Hana intentaba ayudarme en todo lo que podía, pero no siempre disponía de tiempo. Por eso echaba la vista atrás con ojos suplicantes y Sofía me revisaba la cotización. “Has vuelto a olvidar que este ‘transfer’ se calcula manualmente y que se pone aquí, antes del total”. Hacer cotizaciones era lo más parecido a la meta en una carrera de obstáculos. Apenas podía aprender a cotizar porque llegaban a pares reservas en programa regular de españoles. Sólo hacía cotizaciones cuando no tenía reservas. Rellenar carpetas con datos, mi único cometido durante las primeras semanas.

Al mes, Sofía me comunicó que el jefe me haría un examen. No me inquietó.
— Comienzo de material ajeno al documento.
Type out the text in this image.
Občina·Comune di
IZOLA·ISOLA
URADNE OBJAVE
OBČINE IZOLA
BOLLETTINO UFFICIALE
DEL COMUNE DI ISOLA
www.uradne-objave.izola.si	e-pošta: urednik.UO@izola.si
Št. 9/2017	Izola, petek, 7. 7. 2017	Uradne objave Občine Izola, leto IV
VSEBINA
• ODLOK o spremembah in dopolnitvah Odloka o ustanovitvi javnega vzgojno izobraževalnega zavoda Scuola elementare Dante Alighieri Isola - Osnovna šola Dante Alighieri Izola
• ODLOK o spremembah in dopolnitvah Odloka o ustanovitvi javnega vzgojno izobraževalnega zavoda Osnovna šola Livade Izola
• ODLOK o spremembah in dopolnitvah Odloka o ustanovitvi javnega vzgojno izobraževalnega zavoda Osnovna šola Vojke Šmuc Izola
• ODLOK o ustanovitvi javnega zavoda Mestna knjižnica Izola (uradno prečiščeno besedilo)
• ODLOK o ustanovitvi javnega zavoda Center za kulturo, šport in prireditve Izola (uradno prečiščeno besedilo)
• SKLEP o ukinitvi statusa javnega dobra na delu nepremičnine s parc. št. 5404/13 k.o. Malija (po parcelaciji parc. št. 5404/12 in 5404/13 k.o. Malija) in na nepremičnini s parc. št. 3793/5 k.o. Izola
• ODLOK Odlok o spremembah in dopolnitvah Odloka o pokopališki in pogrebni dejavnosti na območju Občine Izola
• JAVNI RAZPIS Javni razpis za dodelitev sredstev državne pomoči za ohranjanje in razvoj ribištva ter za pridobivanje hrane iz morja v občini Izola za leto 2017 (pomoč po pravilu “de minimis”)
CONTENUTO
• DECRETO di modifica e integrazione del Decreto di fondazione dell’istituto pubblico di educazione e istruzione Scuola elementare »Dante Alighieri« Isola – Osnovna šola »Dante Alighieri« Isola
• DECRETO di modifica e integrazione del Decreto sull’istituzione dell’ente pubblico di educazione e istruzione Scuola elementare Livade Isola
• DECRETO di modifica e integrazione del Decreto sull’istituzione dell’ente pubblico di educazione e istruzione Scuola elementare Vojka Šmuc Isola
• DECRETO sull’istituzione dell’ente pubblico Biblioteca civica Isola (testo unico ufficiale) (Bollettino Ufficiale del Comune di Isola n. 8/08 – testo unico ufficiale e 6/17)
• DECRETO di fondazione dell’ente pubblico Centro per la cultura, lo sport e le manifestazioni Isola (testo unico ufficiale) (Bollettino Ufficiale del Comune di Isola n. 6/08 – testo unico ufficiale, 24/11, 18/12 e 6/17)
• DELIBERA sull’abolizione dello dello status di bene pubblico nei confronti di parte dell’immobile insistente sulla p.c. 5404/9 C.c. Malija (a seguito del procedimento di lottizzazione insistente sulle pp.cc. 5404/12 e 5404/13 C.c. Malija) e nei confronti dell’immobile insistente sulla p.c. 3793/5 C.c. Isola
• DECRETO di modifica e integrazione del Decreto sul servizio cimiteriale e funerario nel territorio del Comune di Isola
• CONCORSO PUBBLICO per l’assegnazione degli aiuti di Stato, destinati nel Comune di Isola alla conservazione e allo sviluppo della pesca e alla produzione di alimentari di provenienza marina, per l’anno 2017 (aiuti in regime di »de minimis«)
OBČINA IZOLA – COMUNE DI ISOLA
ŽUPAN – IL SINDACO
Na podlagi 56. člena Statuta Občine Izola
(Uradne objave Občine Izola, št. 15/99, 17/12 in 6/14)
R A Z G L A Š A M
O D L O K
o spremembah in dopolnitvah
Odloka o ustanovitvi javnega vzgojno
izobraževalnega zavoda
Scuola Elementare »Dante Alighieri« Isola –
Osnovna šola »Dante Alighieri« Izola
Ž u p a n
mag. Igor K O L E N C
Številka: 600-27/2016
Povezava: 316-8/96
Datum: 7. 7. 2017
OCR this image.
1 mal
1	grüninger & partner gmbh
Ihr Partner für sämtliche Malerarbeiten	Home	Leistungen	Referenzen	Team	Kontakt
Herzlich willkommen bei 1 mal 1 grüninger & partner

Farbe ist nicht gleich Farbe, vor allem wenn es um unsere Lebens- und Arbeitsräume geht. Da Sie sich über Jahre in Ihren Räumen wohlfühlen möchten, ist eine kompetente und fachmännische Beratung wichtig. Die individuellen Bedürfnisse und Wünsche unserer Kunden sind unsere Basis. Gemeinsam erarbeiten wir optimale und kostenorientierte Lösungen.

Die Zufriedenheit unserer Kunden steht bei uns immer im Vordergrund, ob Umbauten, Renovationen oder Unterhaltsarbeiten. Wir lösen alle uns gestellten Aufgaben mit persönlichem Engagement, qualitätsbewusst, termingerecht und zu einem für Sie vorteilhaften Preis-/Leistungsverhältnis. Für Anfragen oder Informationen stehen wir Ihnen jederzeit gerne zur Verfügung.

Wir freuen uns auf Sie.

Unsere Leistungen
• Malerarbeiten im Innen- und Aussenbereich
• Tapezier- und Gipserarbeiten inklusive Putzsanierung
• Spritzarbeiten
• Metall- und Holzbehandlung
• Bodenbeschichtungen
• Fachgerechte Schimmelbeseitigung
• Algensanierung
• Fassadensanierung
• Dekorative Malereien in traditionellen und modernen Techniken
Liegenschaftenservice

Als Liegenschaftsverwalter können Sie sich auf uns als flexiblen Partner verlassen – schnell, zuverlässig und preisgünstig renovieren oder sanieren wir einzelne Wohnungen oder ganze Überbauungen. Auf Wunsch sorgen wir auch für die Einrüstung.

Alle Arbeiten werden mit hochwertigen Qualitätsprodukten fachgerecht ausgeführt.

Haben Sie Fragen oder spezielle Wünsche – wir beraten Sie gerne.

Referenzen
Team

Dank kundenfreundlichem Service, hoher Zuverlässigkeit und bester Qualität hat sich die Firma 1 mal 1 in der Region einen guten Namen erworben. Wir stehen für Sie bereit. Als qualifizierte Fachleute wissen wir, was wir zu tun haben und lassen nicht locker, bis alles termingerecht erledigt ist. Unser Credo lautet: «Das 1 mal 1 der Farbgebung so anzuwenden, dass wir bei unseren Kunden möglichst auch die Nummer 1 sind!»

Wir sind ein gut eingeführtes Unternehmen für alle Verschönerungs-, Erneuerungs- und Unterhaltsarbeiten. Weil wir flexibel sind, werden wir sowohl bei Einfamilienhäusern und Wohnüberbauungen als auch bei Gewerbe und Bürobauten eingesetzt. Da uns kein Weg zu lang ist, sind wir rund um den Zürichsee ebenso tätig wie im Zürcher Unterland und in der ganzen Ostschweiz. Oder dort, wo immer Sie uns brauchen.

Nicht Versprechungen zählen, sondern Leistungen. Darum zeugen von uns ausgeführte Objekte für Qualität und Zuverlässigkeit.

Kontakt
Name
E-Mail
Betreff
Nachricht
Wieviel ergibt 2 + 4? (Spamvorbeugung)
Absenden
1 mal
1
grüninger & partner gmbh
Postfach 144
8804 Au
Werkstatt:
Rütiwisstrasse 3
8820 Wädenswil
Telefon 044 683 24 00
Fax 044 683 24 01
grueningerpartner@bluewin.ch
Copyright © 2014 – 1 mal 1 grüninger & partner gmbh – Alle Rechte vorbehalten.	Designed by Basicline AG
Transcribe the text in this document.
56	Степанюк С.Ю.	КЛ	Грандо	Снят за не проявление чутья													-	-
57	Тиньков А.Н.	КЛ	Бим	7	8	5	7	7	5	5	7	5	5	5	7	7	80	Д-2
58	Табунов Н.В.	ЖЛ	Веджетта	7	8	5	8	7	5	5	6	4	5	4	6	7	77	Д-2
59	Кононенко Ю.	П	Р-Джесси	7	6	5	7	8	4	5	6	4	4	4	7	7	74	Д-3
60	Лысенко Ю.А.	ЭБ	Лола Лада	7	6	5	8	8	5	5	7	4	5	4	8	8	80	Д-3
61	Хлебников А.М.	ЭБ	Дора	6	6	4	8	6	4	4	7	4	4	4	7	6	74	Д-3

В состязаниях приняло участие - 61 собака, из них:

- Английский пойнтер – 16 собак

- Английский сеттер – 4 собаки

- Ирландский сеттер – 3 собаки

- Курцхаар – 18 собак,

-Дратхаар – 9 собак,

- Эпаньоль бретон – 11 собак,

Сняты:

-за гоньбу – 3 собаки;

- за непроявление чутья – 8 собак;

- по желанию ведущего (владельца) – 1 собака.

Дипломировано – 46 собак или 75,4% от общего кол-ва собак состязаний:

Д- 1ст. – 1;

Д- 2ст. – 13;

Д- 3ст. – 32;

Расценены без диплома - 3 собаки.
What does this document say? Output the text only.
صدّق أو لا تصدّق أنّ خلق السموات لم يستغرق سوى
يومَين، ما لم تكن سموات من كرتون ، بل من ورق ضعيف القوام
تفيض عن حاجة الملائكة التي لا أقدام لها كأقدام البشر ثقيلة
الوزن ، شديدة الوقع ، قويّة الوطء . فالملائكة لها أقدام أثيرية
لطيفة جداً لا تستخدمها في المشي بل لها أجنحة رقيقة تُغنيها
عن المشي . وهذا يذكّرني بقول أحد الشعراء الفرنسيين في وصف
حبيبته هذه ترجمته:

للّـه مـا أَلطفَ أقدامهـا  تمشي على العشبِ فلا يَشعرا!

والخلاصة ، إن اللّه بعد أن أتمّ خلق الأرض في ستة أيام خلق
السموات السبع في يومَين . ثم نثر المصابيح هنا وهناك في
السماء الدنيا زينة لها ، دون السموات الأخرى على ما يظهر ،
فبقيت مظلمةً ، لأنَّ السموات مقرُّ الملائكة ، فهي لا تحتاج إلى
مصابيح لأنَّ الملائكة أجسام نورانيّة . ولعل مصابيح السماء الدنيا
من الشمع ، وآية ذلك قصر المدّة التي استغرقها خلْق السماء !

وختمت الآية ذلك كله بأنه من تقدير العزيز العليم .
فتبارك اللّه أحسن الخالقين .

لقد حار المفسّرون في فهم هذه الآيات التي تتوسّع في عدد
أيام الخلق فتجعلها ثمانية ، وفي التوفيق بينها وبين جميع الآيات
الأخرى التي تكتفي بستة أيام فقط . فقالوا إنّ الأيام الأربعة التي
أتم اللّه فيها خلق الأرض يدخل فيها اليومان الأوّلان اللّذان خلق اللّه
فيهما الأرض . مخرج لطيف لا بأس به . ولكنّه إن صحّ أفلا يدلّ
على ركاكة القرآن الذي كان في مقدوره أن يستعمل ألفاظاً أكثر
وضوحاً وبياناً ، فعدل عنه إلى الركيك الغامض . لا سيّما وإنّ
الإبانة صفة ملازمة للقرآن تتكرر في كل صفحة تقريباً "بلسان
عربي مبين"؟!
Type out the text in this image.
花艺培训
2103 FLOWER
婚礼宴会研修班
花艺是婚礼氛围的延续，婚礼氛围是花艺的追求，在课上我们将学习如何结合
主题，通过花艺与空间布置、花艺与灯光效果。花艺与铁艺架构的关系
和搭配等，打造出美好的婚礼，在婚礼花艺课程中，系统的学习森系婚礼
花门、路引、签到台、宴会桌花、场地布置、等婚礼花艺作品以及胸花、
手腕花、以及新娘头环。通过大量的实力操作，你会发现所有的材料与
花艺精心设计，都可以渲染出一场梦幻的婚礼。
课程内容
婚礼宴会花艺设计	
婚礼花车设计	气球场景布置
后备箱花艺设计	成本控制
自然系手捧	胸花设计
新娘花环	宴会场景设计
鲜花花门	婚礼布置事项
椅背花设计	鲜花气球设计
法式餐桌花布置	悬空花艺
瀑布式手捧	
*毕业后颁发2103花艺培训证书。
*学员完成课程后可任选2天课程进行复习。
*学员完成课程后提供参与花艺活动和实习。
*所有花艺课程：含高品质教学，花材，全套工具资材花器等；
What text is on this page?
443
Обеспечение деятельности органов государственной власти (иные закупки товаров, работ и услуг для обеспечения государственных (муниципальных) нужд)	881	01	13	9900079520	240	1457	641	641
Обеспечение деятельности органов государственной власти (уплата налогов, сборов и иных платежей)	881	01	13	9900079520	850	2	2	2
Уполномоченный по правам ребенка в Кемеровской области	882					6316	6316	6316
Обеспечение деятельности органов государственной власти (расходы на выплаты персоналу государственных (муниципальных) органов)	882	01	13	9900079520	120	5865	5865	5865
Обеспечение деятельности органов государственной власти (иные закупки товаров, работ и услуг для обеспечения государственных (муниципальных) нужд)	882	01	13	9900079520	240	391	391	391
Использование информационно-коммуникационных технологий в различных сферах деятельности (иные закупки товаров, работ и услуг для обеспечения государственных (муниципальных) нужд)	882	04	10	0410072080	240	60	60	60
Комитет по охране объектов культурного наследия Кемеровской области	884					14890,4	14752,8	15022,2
No había cometido muchos errores e iba entendiendo el procedimiento, pero Sara me advirtió: “Mejor que vayas preparada, voy a darte un par de datos que suele preguntar a todos”. Entrar al despacho ya parecía una prueba de valentía que sumaba puntos.

“¿Qué es un programa de garantizado? ¿Con cuántas agencias trabajamos? ¿Cómo se llaman los agentes con los que trabajamos? ¿Cuántas llegadas tenemos hoy? ¿y cuantas salidas? Dime cómo se llaman nuestros programas de garantizado.” Era agotador. Apenas pude responder a la mitad pero me libré de una con trampa. “¿Dónde está el hotel Marina Plaza: en Amman o en el Mar Muerto?” Me quedé a cuadros. “El Marina Plaza está… está en Aqaba.” “Quiero que me lo digas segura, ¿dónde está el Marina Plaza?”. “En Aqaba!!!”. Sentía que formaba parte de uno de esos ejercicios de motivación que se hacen en el ejército.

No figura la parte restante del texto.